The exclusions and limitations of liability under Item 1 do not apply to any existing claims
pursuant to Sections 1, 4 of the Product Liability Act or due to culpable injury to life, limb or
health.
Insofar as our liability is excluded or limited, this also applies to the personal liability of our
employees, workers, employees, representatives and vicarious agents.
Art. 7 No approval for road traffic; Disclaimer of liability
Our electric retrofit kits for bicycles are NOT approved for road traffic. We would like to point
out that the bicycles equipped with our electric retrofit kits may only be used on areas where
the StVO does not apply. In the event of claims arising from a violation of road traffic
regulations (e.g. StVG, StVO, vehicle registration regulations, etc.), liability on our part is
excluded.
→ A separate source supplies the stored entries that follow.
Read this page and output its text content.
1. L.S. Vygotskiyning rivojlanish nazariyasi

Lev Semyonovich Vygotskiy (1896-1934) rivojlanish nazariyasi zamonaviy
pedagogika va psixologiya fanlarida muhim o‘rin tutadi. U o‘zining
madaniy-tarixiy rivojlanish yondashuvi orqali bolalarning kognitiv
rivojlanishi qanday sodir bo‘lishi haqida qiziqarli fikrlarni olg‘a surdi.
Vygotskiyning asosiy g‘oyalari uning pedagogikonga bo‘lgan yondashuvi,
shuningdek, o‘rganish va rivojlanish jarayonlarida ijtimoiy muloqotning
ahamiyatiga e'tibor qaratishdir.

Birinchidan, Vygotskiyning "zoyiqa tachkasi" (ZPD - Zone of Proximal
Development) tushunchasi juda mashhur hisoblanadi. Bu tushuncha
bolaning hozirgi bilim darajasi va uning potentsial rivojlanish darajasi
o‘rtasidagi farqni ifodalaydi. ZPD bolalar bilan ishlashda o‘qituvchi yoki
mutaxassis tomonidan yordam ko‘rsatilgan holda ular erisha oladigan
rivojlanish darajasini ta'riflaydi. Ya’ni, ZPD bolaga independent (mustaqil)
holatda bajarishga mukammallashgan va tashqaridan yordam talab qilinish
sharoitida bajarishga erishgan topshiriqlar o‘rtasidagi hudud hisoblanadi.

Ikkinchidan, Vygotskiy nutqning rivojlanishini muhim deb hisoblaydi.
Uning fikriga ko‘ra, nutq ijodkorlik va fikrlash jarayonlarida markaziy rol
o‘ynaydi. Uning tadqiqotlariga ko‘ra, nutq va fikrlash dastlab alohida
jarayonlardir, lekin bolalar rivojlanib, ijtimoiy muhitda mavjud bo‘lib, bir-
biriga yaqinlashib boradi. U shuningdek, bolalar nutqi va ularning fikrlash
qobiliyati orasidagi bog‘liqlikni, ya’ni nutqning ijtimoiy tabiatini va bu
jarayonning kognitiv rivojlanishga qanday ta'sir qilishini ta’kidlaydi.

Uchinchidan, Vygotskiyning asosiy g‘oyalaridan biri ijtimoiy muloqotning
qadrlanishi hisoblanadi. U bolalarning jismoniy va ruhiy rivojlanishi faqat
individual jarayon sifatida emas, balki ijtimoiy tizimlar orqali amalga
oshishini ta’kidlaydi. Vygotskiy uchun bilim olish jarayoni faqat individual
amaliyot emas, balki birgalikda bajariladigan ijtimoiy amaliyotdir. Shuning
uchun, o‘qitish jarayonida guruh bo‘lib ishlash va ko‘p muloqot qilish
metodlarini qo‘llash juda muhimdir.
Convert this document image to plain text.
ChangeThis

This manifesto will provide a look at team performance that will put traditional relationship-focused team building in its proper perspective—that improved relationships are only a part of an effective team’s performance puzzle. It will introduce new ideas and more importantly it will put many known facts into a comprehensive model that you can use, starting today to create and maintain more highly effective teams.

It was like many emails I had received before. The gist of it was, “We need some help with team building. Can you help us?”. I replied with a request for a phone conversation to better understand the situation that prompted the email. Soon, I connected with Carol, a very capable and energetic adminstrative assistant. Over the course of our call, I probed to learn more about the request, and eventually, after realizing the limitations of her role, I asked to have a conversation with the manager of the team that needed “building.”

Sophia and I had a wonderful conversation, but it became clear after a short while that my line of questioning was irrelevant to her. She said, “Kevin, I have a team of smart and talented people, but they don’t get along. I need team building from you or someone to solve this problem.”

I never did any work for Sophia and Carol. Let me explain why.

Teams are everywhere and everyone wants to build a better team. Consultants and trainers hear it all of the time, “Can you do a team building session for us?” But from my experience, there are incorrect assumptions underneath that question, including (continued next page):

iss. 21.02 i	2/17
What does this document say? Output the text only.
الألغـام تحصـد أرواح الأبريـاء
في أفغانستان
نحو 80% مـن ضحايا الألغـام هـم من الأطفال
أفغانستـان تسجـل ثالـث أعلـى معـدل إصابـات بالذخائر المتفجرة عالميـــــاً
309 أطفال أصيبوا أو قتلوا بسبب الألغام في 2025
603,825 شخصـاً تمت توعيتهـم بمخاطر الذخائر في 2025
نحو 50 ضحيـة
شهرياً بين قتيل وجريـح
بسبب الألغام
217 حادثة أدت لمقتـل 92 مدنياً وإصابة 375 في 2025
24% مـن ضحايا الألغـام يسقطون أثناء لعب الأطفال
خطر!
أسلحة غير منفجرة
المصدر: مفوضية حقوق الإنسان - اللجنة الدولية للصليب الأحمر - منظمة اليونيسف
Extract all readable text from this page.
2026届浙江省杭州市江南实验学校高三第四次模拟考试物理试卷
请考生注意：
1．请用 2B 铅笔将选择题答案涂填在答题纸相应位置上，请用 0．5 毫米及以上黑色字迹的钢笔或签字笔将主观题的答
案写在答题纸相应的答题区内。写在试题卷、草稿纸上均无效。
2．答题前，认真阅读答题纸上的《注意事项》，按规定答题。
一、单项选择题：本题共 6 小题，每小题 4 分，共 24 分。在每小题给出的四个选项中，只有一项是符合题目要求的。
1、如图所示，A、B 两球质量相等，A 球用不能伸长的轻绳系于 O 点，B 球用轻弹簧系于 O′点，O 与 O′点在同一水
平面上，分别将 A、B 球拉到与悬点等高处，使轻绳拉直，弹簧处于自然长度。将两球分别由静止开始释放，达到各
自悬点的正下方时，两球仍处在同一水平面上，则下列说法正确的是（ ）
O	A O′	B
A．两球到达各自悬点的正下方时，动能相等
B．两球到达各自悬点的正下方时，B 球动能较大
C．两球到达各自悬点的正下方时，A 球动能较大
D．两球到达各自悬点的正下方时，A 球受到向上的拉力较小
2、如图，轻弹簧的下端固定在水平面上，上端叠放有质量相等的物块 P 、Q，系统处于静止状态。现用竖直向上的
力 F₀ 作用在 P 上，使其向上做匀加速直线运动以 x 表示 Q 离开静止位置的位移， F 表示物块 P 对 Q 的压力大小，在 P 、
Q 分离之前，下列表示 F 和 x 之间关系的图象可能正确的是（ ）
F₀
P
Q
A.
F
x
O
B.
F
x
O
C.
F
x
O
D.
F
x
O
This does not apply in the case of Art. 6 Paragraph 1a, 3. This excludes the
Powerkit Go, which complies with the rules for STVO conformity in Germany.
Art. 8 Additional and deviating regulations for international contracts
If the buyer is domiciled outside of the Federal Republic of Germany, the following
regulations apply: We are not liable for the admissibility of the use of the delivered item as
required by the contract according to the regulations of the recipient country. We are also not
liable for any taxes incurred there. We are not liable for delivery obstacles caused by
government measures, in particular import or export restrictions.
Art. 9 Securing retention of title
The ownership of the delivered goods remains reserved until all payments from the contract
have been received, and in the case of an ongoing business relationship until all payments
from this have been received. This also applies if our claims have been included in a current
invoice and the balance has been drawn and recognized, as well as for future claims. The
buyer is obliged to treat the delivered goods with care, in particular to store them properly. In
the event of seizures and other interventions by third parties, the buyer must immediately
notify us in writing in order to safeguard our rights (e.g. lawsuit from § 771 ZPO). If the third
party is unable to reimburse us for the judicial or extrajudicial costs of a lawsuit in
accordance with § 771 ZPO, the buyer is liable for the loss we incur.
Art. 10 Applicable law, place of performance, place of jurisdiction
This contract is governed by the law of the Federal Republic of Germany. For contracts with
foreigners who do not have a domestic or EU place of jurisdiction at the time of the action,
the place of jurisdiction is D-73271 Holzmaden. However, we reserve the right to sue at the
buyer's registered office.
Art. 11 Severability clause
Should a provision of this contract be or become ineffective, this shall not affect the
effectiveness of the other provisions of this contract.